A thriving technology ecosystem requires talented people, basic technology infrastructure, a tolerant community, business leaders to serve as coaches and mentors and a flow of capital to fund new businesses, Burcham said. For the past few years, Nashville has invested heavily in fostering talent, adding necessary infrastructure and courting business-leader support, Burcham said. And, politically, the city has always been a “blue island in a big red ocean” that’s more tolerant of diverse ideas than its surroundings, he said.
But while those four buckets overflow, Burcham said, the fifth will, of course, look low in comparison.
“So the one piece that’s the lowest right now is the capital,” Burcham said. “It’s not necessarily been the lowest at any other point, but it’s the lowest right now.”
Even as entrepreneurs and others bemoan the scarcity of capital, Burcham said the tides are turning. Crestlight Venture Productions, a California venture services firm, recently announced plans to open a partner office here. Brentwood Capital Advisors, a Franklin-based investment-banking firm, has brought on a new vice president with California experience to bolster its tech cred in advance of arriving venture capital.
“We’ve got new West Coast capital showing up here and opening some partner offices that weren’t here before,” Burcham said. “That’s not happening because they’re bored.
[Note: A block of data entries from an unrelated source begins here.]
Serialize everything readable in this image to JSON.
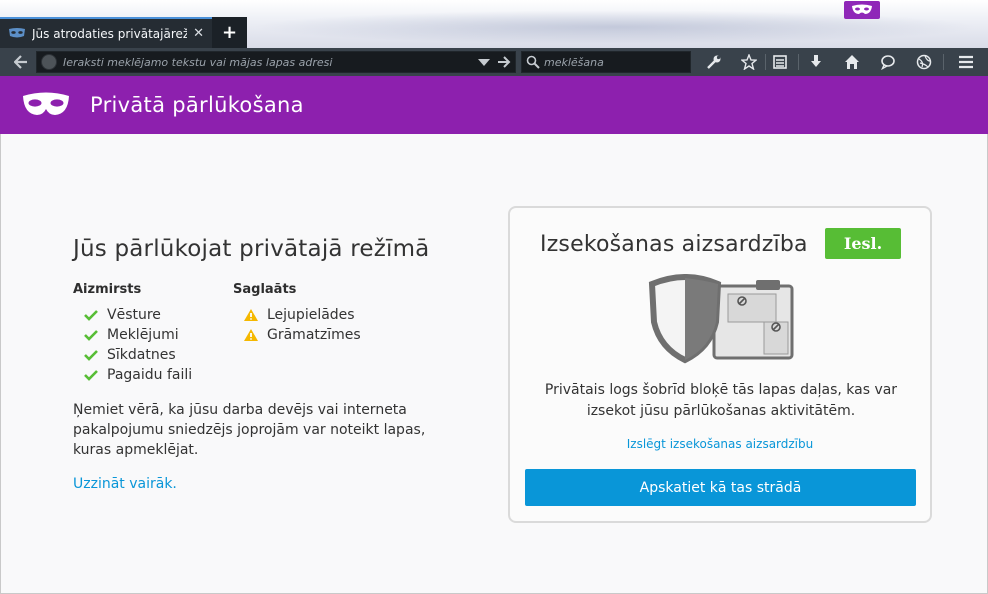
{
  "tab": {
    "title": "Jūs atrodaties privātajārežī...",
    "close_symbol": "✕",
    "new_tab_symbol": "+"
  },
  "navbar": {
    "url_placeholder": "Ieraksti meklējamo tekstu vai mājas lapas adresi",
    "search_placeholder": "meklēšana",
    "icons": [
      "back-arrow-icon",
      "dropdown-arrow-icon",
      "go-arrow-icon",
      "search-icon",
      "wrench-icon",
      "star-icon",
      "reading-list-icon",
      "download-icon",
      "home-icon",
      "chat-bubble-icon",
      "globe-icon",
      "hamburger-menu-icon"
    ]
  },
  "header": {
    "title": "Privātā pārlūkošana"
  },
  "main": {
    "heading": "Jūs pārlūkojat privātajā režīmā",
    "forgotten": {
      "title": "Aizmirsts",
      "items": [
        "Vēsture",
        "Meklējumi",
        "Sīkdatnes",
        "Pagaidu faili"
      ]
    },
    "saved": {
      "title": "Saglaāts",
      "items": [
        "Lejupielādes",
        "Grāmatzīmes"
      ]
    },
    "note": "Ņemiet vērā, ka jūsu darba devējs vai interneta pakalpojumu sniedzējs joprojām var noteikt lapas, kuras apmeklējat.",
    "learn_more": "Uzzināt vairāk."
  },
  "tracking": {
    "title": "Izsekošanas aizsardzība",
    "status": "Iesl.",
    "description": "Privātais logs šobrīd bloķē tās lapas daļas, kas var izsekot jūsu pārlūkošanas aktivitātēm.",
    "disable_link": "Izslēgt izsekošanas aizsardzību",
    "button": "Apskatiet kā tas strādā"
  },
  "colors": {
    "purple": "#8d20ae",
    "green": "#57bd35",
    "blue": "#0996d8",
    "warning": "#f5b800"
  }
}
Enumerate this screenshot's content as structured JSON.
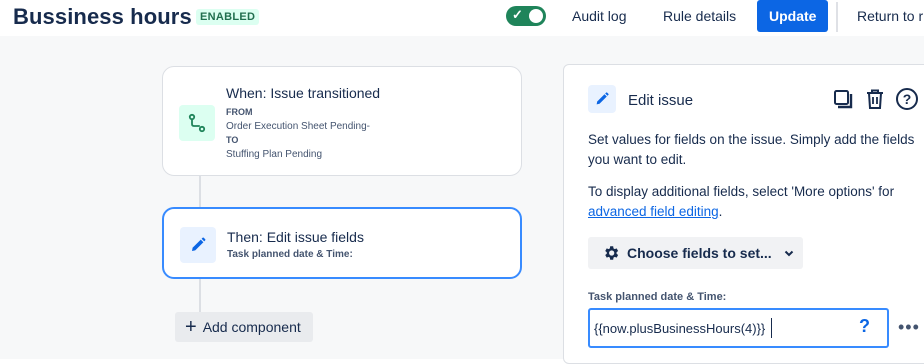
{
  "header": {
    "title": "Bussiness hours",
    "status_badge": "ENABLED",
    "toggle_state": "on",
    "audit_log": "Audit log",
    "rule_details": "Rule details",
    "update": "Update",
    "return": "Return to r"
  },
  "trigger": {
    "title": "When: Issue transitioned",
    "from_label": "FROM",
    "from_value": "Order Execution Sheet Pending-",
    "to_label": "TO",
    "to_value": "Stuffing Plan Pending",
    "icon": "transition-icon"
  },
  "action": {
    "title": "Then: Edit issue fields",
    "subtitle": "Task planned date & Time:",
    "icon": "pencil-icon"
  },
  "add_component": "Add component",
  "panel": {
    "title": "Edit issue",
    "description": "Set values for fields on the issue. Simply add the fields you want to edit.",
    "more_options_prefix": "To display additional fields, select 'More options' for",
    "advanced_link": "advanced field editing",
    "period": ".",
    "choose_fields": "Choose fields to set...",
    "field_label": "Task planned date & Time:",
    "field_value": "{{now.plusBusinessHours(4)}}",
    "help": "?",
    "more": "•••"
  },
  "colors": {
    "primary": "#0c66e4",
    "enabled_green": "#1f845a",
    "badge_bg": "#dcfff1",
    "selected_border": "#388bff"
  }
}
That’s happening because they say, ‘There’s some really new hip investments in Nashville, and we want to be part of it.’”
Spend a few days at the Nashville Entrepreneur Center, and it’s easy to get swept up in the optimism and momentum of the city’s fledgling tech scene.
Spend four days on a bus trip to Texas, though, and you’ll start to get a sense of the mountain left to climb.
Each time the coordinators of this spring’s StartupBus competition in San Antonio announced a new round of advancing teams, there was a hint of incredulity in their voices when they called out On The List, a representative from Nashville.
“Whenever they announced our name … I think they were kind of surprised,” said Grayson Carroll, one of five Nashville natives at the helm of the startup, which uses corporate sponsorships to enhance concert experiences.
But the team’s name kept being announced, as On The List advanced from an initial group of 40 startups from across North America to the six-team final round.
“There wasn’t a lot of expectation of us doing well in the competition, because no one outside the region really understands the caliber of the startups that are in Nashville,” said Steve Repetti, co-founder of investment group Crunchfire Technologies, a recent Nashville transplant and the conductor of Nashville’s first StartupBus. “That single event put Nashville on the map of a lot of important folks that didn’t have a clue.”
Although it didn’t take home the grand prize, On The List is one of a handful of recent success stories for Nashville companies at out-of-state startup competitions and demo days. San Francisco online ticketing company Eventbriterecently chose Nashville over dozens of other potential cities — including tech hotspot Austin, Texas — as the home of its second office. And just last month, Silicon Valley venture firm Crestlight Venture Productions announced it will open a Southeastern partner office in Nashville.
Then there’s Google’s growing interest in Music City, as Nashville now serves as one of the California-based giant’s eight Google for Entrepreneurs Tech Hubs and was recently named one of 40 cities to split $1 million as part of a Google program aimed at fostering female entrepreneurship. The search giant’s interest may expand further if Nashville is selected for Google Fiber gigabit Internet. At the very least, that potential has driven AT&T to consider the metropolitan area for its own ultra high-speed service.